Os sistemas integrados vão de encontro com os princípios do SPDH; ambos pregam a manutenção da cobertura vegetal, seja ela seca ou verde, e a rotação de culturas. Surgem como alternativa para a recuperação de áreas degradadas, tendo como principais vantagens o efeito sinérgico entre as culturas, com a fixação biológica de Nitrogênio, o controle de pragas e doenças, a melhoria na produtividade e qualidade das pastagens, manutenção da palhada para as culturas anuais e redução do processo erosivo do solo.

Vale ressaltar que uma pastagem bem manejada é, por si só, uma ferramenta de controle da erosão, pois fornece total cobertura do solo, evitando o arraste de partículas. No entanto, quanto maior o número de espécies envolvidas no processo produtivo, melhor encaixado fica o sistema no conceito de agricultura conservacionista, pois a maior diversidade de plantas resulta em diversidade de macro e microrganismos que contribuem para a saúde do solo.

É relevante lembrar que estes conceitos não são novos, mas já vinham sendo demonstrados por personalidades marcantes na agricultura, como Anna Maria Primavesi (engenheira agrônoma, pesquisadora e professora, precursora da Agroecologia no Brasil), e que agora, quando a realidade das mudanças climáticas bate a nossa porta, estão sendo resgatados. A humanidade volta o olhar para a natureza em busca de soluções para os desafios que o presente expõe e o futuro reserva. Possuímos uma grande capacidade de adaptação e quanto mais cedo aceitarmos as mudanças, menos iremos sofrer com elas.

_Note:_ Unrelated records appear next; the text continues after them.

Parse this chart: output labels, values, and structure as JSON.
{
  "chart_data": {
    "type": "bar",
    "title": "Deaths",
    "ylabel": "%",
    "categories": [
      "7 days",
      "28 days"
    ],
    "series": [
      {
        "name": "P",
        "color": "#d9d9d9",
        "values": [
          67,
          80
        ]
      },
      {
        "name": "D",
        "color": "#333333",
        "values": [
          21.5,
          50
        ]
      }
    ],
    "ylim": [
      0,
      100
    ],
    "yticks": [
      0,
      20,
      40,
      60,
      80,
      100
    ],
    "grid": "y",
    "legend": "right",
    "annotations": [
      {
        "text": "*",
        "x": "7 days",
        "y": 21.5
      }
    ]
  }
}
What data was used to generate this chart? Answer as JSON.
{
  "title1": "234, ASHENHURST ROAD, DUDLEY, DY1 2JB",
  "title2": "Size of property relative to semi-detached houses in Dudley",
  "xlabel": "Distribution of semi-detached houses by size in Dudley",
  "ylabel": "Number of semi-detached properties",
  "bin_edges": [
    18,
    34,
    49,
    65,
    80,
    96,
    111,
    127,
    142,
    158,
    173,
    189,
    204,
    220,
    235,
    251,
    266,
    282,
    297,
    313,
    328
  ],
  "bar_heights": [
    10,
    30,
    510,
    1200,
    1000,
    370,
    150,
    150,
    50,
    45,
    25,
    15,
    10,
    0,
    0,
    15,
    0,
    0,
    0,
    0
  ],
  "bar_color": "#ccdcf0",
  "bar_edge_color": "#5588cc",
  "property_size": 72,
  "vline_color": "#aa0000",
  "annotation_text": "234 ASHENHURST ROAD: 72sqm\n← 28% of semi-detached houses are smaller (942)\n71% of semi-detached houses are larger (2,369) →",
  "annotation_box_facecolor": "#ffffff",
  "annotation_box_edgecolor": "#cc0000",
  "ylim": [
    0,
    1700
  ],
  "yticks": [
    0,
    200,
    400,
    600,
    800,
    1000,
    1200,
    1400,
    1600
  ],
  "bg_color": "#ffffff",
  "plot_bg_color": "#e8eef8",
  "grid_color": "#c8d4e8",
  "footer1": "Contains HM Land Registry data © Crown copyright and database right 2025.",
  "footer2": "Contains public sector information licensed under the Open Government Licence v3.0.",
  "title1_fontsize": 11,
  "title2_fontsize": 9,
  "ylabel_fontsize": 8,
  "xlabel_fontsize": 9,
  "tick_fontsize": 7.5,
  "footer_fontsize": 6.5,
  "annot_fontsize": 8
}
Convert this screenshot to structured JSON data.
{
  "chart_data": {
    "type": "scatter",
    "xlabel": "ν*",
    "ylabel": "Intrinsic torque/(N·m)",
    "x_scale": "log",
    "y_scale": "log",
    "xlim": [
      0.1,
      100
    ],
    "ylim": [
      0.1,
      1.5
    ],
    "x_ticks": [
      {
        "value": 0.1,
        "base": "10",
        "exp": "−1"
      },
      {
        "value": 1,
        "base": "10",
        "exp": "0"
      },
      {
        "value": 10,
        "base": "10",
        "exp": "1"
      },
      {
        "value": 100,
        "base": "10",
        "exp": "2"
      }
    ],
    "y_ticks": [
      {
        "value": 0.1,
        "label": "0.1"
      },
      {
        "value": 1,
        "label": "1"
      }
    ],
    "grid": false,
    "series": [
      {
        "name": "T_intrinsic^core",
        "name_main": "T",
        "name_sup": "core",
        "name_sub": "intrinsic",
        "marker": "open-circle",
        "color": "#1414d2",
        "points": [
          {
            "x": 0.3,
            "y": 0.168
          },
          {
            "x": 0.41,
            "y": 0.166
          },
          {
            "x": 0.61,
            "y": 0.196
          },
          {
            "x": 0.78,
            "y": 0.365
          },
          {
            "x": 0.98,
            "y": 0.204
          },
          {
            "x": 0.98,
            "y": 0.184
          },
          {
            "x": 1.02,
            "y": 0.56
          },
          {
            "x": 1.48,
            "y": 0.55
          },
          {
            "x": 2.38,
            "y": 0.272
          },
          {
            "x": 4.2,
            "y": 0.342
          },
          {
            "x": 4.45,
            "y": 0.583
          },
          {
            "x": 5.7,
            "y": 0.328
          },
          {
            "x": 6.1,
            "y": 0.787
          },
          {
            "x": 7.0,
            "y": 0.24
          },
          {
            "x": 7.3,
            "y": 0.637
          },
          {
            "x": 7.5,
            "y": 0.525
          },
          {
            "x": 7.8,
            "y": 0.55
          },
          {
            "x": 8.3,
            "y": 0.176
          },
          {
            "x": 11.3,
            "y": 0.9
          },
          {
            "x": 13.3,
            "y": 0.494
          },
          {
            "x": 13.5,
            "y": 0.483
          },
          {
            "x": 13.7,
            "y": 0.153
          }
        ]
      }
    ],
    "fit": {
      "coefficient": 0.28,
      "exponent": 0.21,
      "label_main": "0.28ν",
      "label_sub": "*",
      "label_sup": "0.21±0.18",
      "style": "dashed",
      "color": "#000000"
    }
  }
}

Voltando à pergunta inicial, talvez uma boa resposta seja: temos conhecimento e mecanismos suficientes para solucionar os problemas advindos desta mudança, porém este conhecimento ainda não encontrou espaço na agricultura. Sua ampla divulgação e adoção por agricultores convencionais são indeclináveis, além da urgência de ser pauta fixa dos instrumentos governamentais. Por outro lado, a população precisa ter sapiência para entender que nosso consumo impacta o planeta, e que este tem recursos finitos.